The alternative is Jeremy Corbyn who would whack it straight back up to the highest levels in Europe.

The Tory leader confirmed he would still intend to deliver a number of other, smaller tax cuts, including on business rates — the taxes paid on business premises — employee taxes, and taxes on research, development, and construction.

The U-turn on tax cuts comes after an extraordinary, if not historic spending spree by the Conservatives in the run-up to the election, in which the Conservatives appear to be in a race to the bottom with the big-state Labour party of Jeremy Corbyn. The Chancellor Sajid Javid has already announced an enormous £13.8 billion spending rise for 2020-21, with money for schools, hospitals, police, and other commitments.

The spending boost — which the Conservatives sold to potential voters as the “end of austerity” — is so large that the government has already faced warnings that far from being able to afford budget cuts, the programme of spending would likely require tax rises to cover the costs of the growing state.

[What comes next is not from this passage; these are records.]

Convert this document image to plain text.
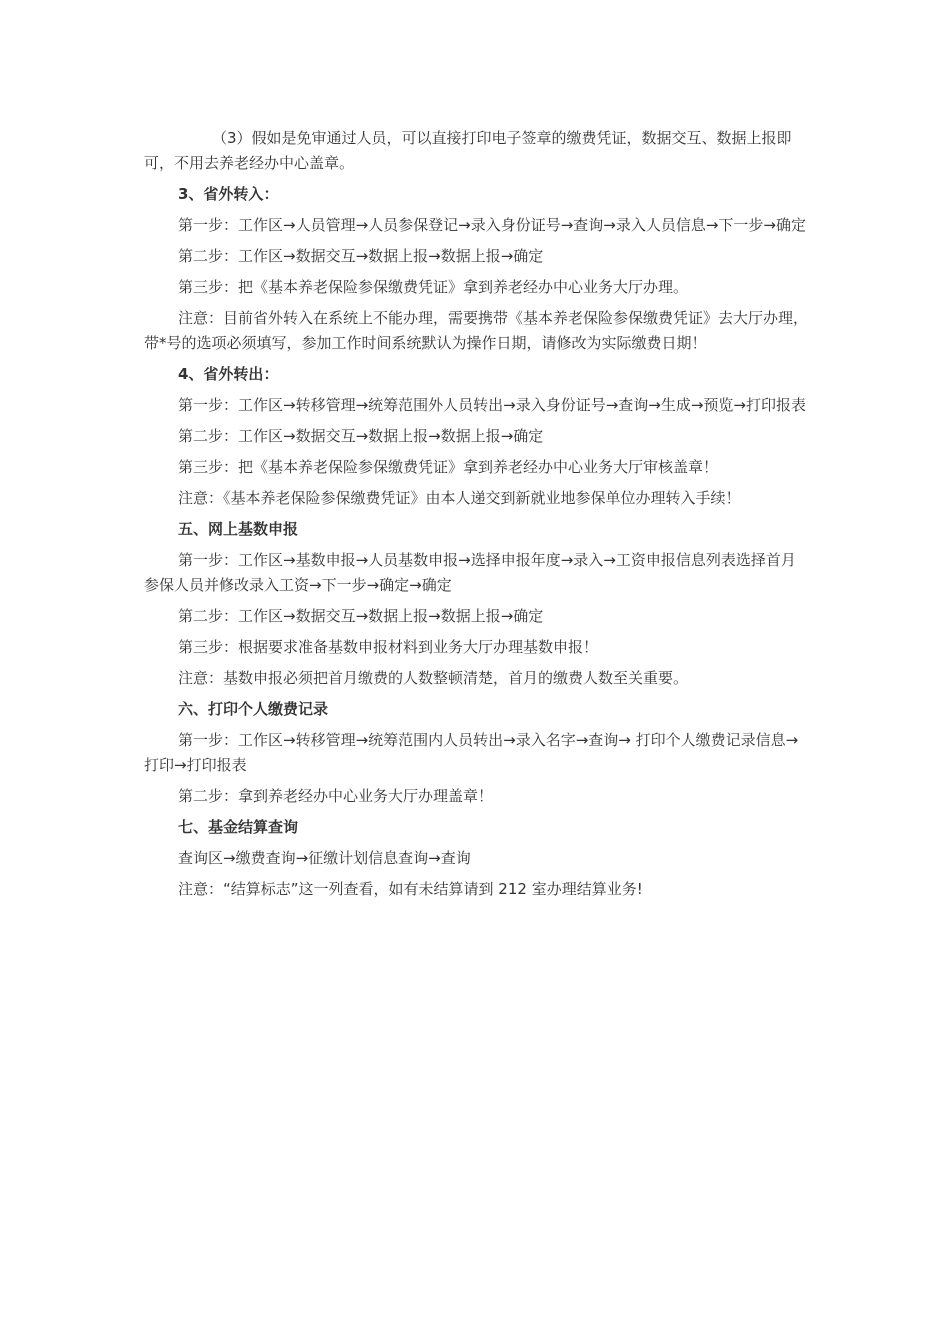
（3）假如是免审通过人员，可以直接打印电子签章的缴费凭证，数据交互、数据上报即可，不用去养老经办中心盖章。

3、省外转入：

第一步：工作区→人员管理→人员参保登记→录入身份证号→查询→录入人员信息→下一步→确定

第二步：工作区→数据交互→数据上报→数据上报→确定

第三步：把《基本养老保险参保缴费凭证》拿到养老经办中心业务大厅办理。

注意：目前省外转入在系统上不能办理，需要携带《基本养老保险参保缴费凭证》去大厅办理，带*号的选项必须填写，参加工作时间系统默认为操作日期，请修改为实际缴费日期！

4、省外转出：

第一步：工作区→转移管理→统筹范围外人员转出→录入身份证号→查询→生成→预览→打印报表

第二步：工作区→数据交互→数据上报→数据上报→确定

第三步：把《基本养老保险参保缴费凭证》拿到养老经办中心业务大厅审核盖章！

注意：《基本养老保险参保缴费凭证》由本人递交到新就业地参保单位办理转入手续！

五、网上基数申报

第一步：工作区→基数申报→人员基数申报→选择申报年度→录入→工资申报信息列表选择首月参保人员并修改录入工资→下一步→确定→确定

第二步：工作区→数据交互→数据上报→数据上报→确定

第三步：根据要求准备基数申报材料到业务大厅办理基数申报！

注意：基数申报必须把首月缴费的人数整顿清楚，首月的缴费人数至关重要。

六、打印个人缴费记录

第一步：工作区→转移管理→统筹范围内人员转出→录入名字→查询→ 打印个人缴费记录信息→打印→打印报表

第二步：拿到养老经办中心业务大厅办理盖章！

七、基金结算查询

查询区→缴费查询→征缴计划信息查询→查询

注意：“结算标志”这一列查看，如有未结算请到 212 室办理结算业务!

In a piece published the day before Mr Johnson stood down on corporation tax cuts, the Financial Times reported the Conservatives’ own budgetary responsibility rules would prevent tax cuts after spending promises.

The Conservatives Party achieved a historic milestone this year when the government ran the country on a budget surplus for the first time since the start of the century, a state of affairs once normal in the post-war economy but seen only on a handful of occasions since the mid-1970s. The Conservatives have vowed to keep running the country at a surplus and use the leftover money to pay down the nation’s enormous debts accrued over the past 50 years.

The government’s debt presently stands at £1.8 trillion, or 85 per cent of GDP, having nearly doubled from around one trillion from when the Conservatives took power in 2010.